Role of bacterioPhages In gut Microbiome composition and glucose metabolism in Metabolic Syndrome subjects

Rationale
Alterations in gut microbiota composition and bacterial metabolites have been increasingly recognized to affect host metabolism and are at the basis of metabolic diseases such as obesity and type 2 diabetes (T2DM). As shown by our group, modulation of the gut microbial composition by faecal microbiota transplantation (FMT) improves insulin sensitivity in insulin resistant subjects at risk to develop T2DM. Importantly, however, the effect of FMT is transient and effect size differs strongly between subjects. We have shown that subjects with lower diversity at baseline are more likely to benefit from donor FMT than subjects with higher bacterial diversity. In addition, the level of engraftment of the transplant (i.e., presence of donor bacterial composition in gut of recipient) might determine in part the efficacy of this procedure. Factors that determine gut microbiota diversity and engraftment after FMT and subsequent effects on glucose metabolism are largely unexplored.

Bacteriophages (phages) are viruses that exclusively infect and eliminate bacteria. There is substantial evidence for a role of phages in shaping microbial communities in many ecosystems. However, insight in and attention for the role of phages in the human gut microbial community is limited. The effect of interventions that have significant consequences for both bacteria and phage communities, such as FMT, have never been assessed.

Since one gram of faeces contains ~109 phage-containing particles and ~109 bacterial cells, a vast number of phages are co-transplanted during FMT. The contribution of phages to FMT success (improved glucose metabolism) might therefore be quite substantial but has thus far never been studied. We therefore here propose a study in which we will transfer faecal bacteriophages from lean, healthy subjects to the gut of obese, insulin resistant subjects and assess the effect on engraftment and glucose metabolism.

Hypothesis
We speculate that the virome composition of the lean donor and the subsequent interaction between phages and bacteria in the recipients are crucial determinants of stability and diversity of gut bacterial composition and glucose metabolism in humans after FMT. We hypothesize that lean donor phage transplantation will increase gut microbial diversity and improves glucose handling in insulin resistant recipients at risk to develop T2DM.

Objective
• Primary objective: to assess and compare the effect of lean-donor phage transplantation with placebo treatment (saline) on glucose tolerance in obese, insulin resistant subjects at risk to develop diabetes.
• Secondary objective: to assess and compare changes in gut microbiota and phage composition following phage transplantation and placebo.

Study design
Prospective, double-blinded, randomised, single-center intervention study.

Study population
Male overweight, metabolic syndrome (MetSyn) subjects (N=24, ≥18 years old, BMI ≥ 25 kg/m2, treatment naive.)

Intervention
Twelve MetSyn subjects will receive saline (placebo) whereas another group of twelve MetSyn subjects will receive a faecal filtrate transplant (FFT), which lacks bacteria and mainly consists of phages.

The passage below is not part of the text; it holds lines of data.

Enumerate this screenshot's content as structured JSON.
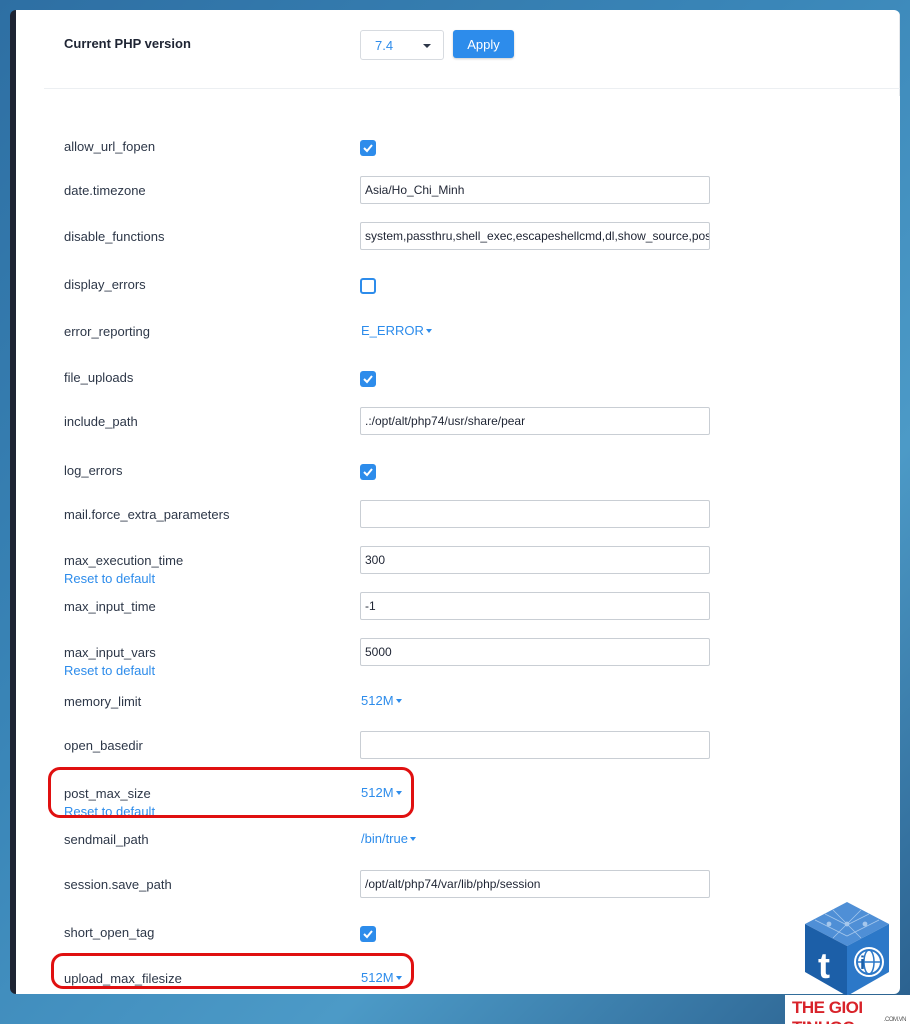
{
  "header": {
    "version_label": "Current PHP version",
    "version_value": "7.4",
    "apply_label": "Apply"
  },
  "settings": [
    {
      "name": "allow_url_fopen",
      "type": "checkbox",
      "checked": true
    },
    {
      "name": "date.timezone",
      "type": "text",
      "value": "Asia/Ho_Chi_Minh"
    },
    {
      "name": "disable_functions",
      "type": "text",
      "value": "system,passthru,shell_exec,escapeshellcmd,dl,show_source,posi"
    },
    {
      "name": "display_errors",
      "type": "checkbox",
      "checked": false
    },
    {
      "name": "error_reporting",
      "type": "dropdown",
      "value": "E_ERROR"
    },
    {
      "name": "file_uploads",
      "type": "checkbox",
      "checked": true
    },
    {
      "name": "include_path",
      "type": "text",
      "value": ".:/opt/alt/php74/usr/share/pear"
    },
    {
      "name": "log_errors",
      "type": "checkbox",
      "checked": true
    },
    {
      "name": "mail.force_extra_parameters",
      "type": "text",
      "value": ""
    },
    {
      "name": "max_execution_time",
      "type": "text",
      "value": "300",
      "reset": "Reset to default"
    },
    {
      "name": "max_input_time",
      "type": "text",
      "value": "-1"
    },
    {
      "name": "max_input_vars",
      "type": "text",
      "value": "5000",
      "reset": "Reset to default"
    },
    {
      "name": "memory_limit",
      "type": "dropdown",
      "value": "512M"
    },
    {
      "name": "open_basedir",
      "type": "text",
      "value": ""
    },
    {
      "name": "post_max_size",
      "type": "dropdown",
      "value": "512M",
      "reset": "Reset to default"
    },
    {
      "name": "sendmail_path",
      "type": "dropdown",
      "value": "/bin/true"
    },
    {
      "name": "session.save_path",
      "type": "text",
      "value": "/opt/alt/php74/var/lib/php/session"
    },
    {
      "name": "short_open_tag",
      "type": "checkbox",
      "checked": true
    },
    {
      "name": "upload_max_filesize",
      "type": "dropdown",
      "value": "512M"
    }
  ],
  "watermark": {
    "text": "THE GIOI TINHOC",
    "subtext": ".COM.VN"
  },
  "colors": {
    "accent": "#2d8ceb",
    "highlight": "#e01010",
    "brand_red": "#d8232a",
    "logo_blue": "#1c5fa8"
  }
}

Main study parameters/endpoints
• An approximation of the potential of lean-donor phage transplantation to modify gut microbiota composition and improve glucose metabolism in individuals at risk to develop T2DM
• An overview of the dynamic changes in gut microbiota and virome population following phage transplantation compared to placebo.
• A comparison between phage composition in individuals at risk to develop T2DM at baseline with phage composition in lean, healthy subjects (donors).

We speculate that the virome composition of the lean donor and the subsequent interaction between phages and bacteria in the recipients are crucial determinants of stability and diversity of gut bacterial composition and glucose metabolism in humans after FMT. We hypothesize that lean donor phage transplantation will increase gut microbial diversity and improves glucose handling in insulin resistant recipients at risk to develop T2DM.

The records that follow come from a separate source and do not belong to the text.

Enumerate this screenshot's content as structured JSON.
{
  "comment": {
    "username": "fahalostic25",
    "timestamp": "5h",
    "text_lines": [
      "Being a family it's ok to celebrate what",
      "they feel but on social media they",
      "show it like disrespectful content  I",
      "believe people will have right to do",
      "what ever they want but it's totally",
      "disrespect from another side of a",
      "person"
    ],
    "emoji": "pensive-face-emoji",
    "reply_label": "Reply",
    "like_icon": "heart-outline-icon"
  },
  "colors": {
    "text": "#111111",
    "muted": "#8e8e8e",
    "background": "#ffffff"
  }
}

Visits to the AMC: screening and inclusion, visit 1 (day 0) and visit 2 (day 28);
Collection of fecal samples: day -7, 0, 2, 4, 7, 14, 28, 42
Continuous glucose monitoring: from dag -7 to day 7
Dietary diary: from dag -7 to day 7
OGTT: during visit 1 (day 0) and visit 2 (day 28)
FFT or placebo: during visit 1 (day 0)

Twelve MetSyn subjects will receive saline (placebo) whereas another group of twelve MetSyn subjects will receive a faecal filtrate transplant (FFT), which lacks bacteria and mainly consists of phages.